The dynamic facilitator plays an active role, helping people to follow their heart more than a preexisting agenda. He or she helps them determine an issue they really care about, whether it seems solvable or not. Then she helps them to say what is on their minds, what they really mean, in a way that all can hear and are respectful. To do this and to help the group bring meaning to what they are saying she uses four flip charts-lists of Solutions, Problem-statements, Data, and Concerns. A fifth chart of Decisions is added as group conclusions emerge.
The dynamic facilitator helps foster shifts of heart and mind by following the natural flow of conversation and supporting group spontaneity. Sometimes these shifts take the form of new ideas, other times they bring a new sense of what the 'real problem' is, and other times yet, there is a change of heart.
How is it different?
The best and fastest way for a group of people to solve a tough problem or to reach consensus is to have a breakthrough. When this happens, the results are exceptional and each person feels involved, knows what to do, and is committed to the group's result. The process builds individual skills, empowerment, trust, and the spirit of community.

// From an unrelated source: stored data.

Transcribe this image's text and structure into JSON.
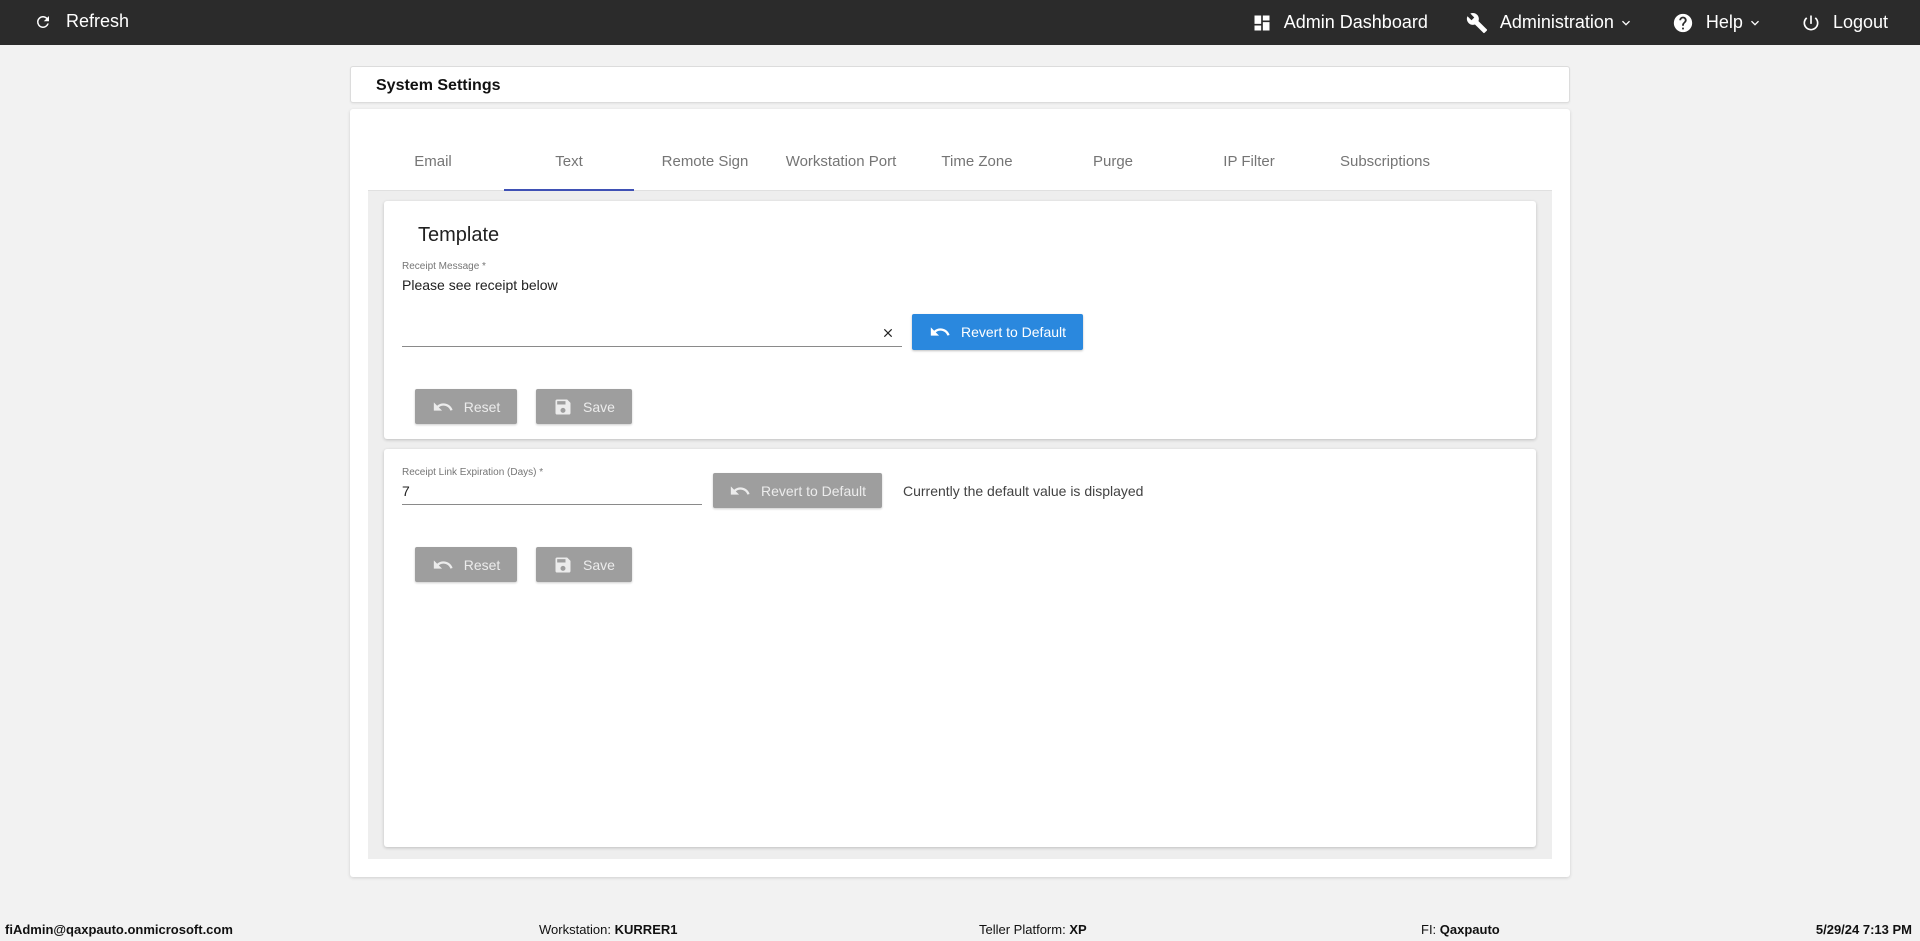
{
  "topbar": {
    "refresh_label": "Refresh",
    "admin_dashboard_label": "Admin Dashboard",
    "administration_label": "Administration",
    "help_label": "Help",
    "logout_label": "Logout"
  },
  "page": {
    "title": "System Settings"
  },
  "tabs": [
    {
      "label": "Email"
    },
    {
      "label": "Text"
    },
    {
      "label": "Remote Sign"
    },
    {
      "label": "Workstation Port"
    },
    {
      "label": "Time Zone"
    },
    {
      "label": "Purge"
    },
    {
      "label": "IP Filter"
    },
    {
      "label": "Subscriptions"
    }
  ],
  "active_tab": "Text",
  "template_card": {
    "title": "Template",
    "receipt_message_label": "Receipt Message *",
    "receipt_message_value": "Please see receipt below",
    "revert_label": "Revert to Default",
    "reset_label": "Reset",
    "save_label": "Save"
  },
  "expiration_card": {
    "field_label": "Receipt Link Expiration (Days) *",
    "field_value": "7",
    "revert_label": "Revert to Default",
    "note": "Currently the default value is displayed",
    "reset_label": "Reset",
    "save_label": "Save"
  },
  "footer": {
    "user": "fiAdmin@qaxpauto.onmicrosoft.com",
    "workstation_label": "Workstation:",
    "workstation_value": "KURRER1",
    "teller_label": "Teller Platform:",
    "teller_value": "XP",
    "fi_label": "FI:",
    "fi_value": "Qaxpauto",
    "datetime": "5/29/24 7:13 PM"
  },
  "colors": {
    "topbar_bg": "#2b2b2b",
    "primary_button": "#2a88de",
    "disabled_button": "#9e9e9e",
    "tab_indicator": "#3f51b5"
  },
  "icons": [
    "refresh-icon",
    "dashboard-icon",
    "wrench-icon",
    "help-circle-icon",
    "power-icon",
    "chevron-down-icon",
    "undo-icon",
    "save-icon",
    "close-icon"
  ]
}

Most meeting facilitation processes limit this possibility. Traditional facilitation, for instance, asks people to work only on issues that are possible to solve, to mute their passion in favor of rationality, to break big problems into smaller ones, and to proceed step by step down a logical path. It depends on extrinsic factors like goals, objectives, agendas, and guidelines of behavior to preserve order and make progress.

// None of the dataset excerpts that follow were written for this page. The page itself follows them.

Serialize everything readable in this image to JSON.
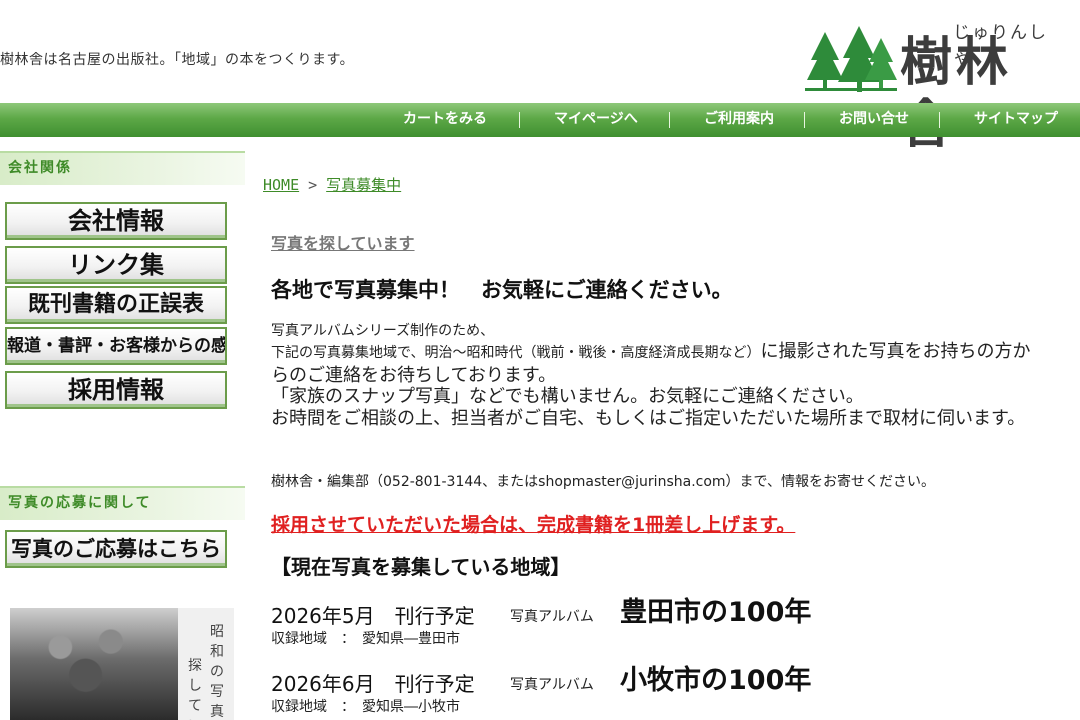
{
  "header": {
    "tagline": "樹林舎は名古屋の出版社。「地域」の本をつくります。",
    "logo_ruby": "じゅりんしゃ",
    "logo_text": "樹林舎"
  },
  "nav": {
    "items": [
      {
        "label": "カートをみる"
      },
      {
        "label": "マイページへ"
      },
      {
        "label": "ご利用案内"
      },
      {
        "label": "お問い合せ"
      },
      {
        "label": "サイトマップ"
      }
    ]
  },
  "sidebar": {
    "company_heading": "会社関係",
    "company_buttons": [
      {
        "label": "会社情報"
      },
      {
        "label": "リンク集"
      },
      {
        "label": "既刊書籍の正誤表"
      },
      {
        "label": "報道・書評・お客様からの感想"
      },
      {
        "label": "採用情報"
      }
    ],
    "photo_heading": "写真の応募に関して",
    "photo_button": "写真のご応募はこちら",
    "photo_banner_text_1": "昭和の写真",
    "photo_banner_text_2": "探してい"
  },
  "breadcrumb": {
    "home": "HOME",
    "separator": ">",
    "current": "写真募集中"
  },
  "main": {
    "section_title": "写真を探しています",
    "headline": "各地で写真募集中！　お気軽にご連絡ください。",
    "intro_line1": "写真アルバムシリーズ制作のため、",
    "body_small": "下記の写真募集地域で、明治～昭和時代（戦前・戦後・高度経済成長期など）",
    "body_large": "に撮影された写真をお持ちの方からのご連絡をお待ちしております。",
    "body_line2": "「家族のスナップ写真」などでも構いません。お気軽にご連絡ください。",
    "body_line3": "お時間をご相談の上、担当者がご自宅、もしくはご指定いただいた場所まで取材に伺います。",
    "contact": "樹林舎・編集部（052-801-3144、またはshopmaster@jurinsha.com）まで、情報をお寄せください。",
    "red_notice": "採用させていただいた場合は、完成書籍を1冊差し上げます。",
    "region_heading": "【現在写真を募集している地域】",
    "books": [
      {
        "date": "2026年5月　刊行予定",
        "series": "写真アルバム",
        "title": "豊田市の100年",
        "area": "収録地域　：　愛知県―豊田市"
      },
      {
        "date": "2026年6月　刊行予定",
        "series": "写真アルバム",
        "title": "小牧市の100年",
        "area": "収録地域　：　愛知県―小牧市"
      }
    ]
  },
  "colors": {
    "nav_green": "#5da847",
    "side_heading_text": "#3e8b28",
    "notice_red": "#e02020"
  }
}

Dynamic Facilitation is more oriented toward intrinsic factors, like how much people care about the issue at hand, or how excited they are about a particular idea. It proceeds dynamically, going with the flow rather than trying to manage it. It is like dialogue in that people open-mindedly and open-heartedly explore topics, but it is different because people address specific problems and reach specific conclusions. Also, this process is not dependent on the skills of individuals. That helps, of course, but more important with Dynamic Facilitation are the skills of the facilitator. He or she plays an active role, assuring a high quality of talking and thinking even when people have limited communication skills.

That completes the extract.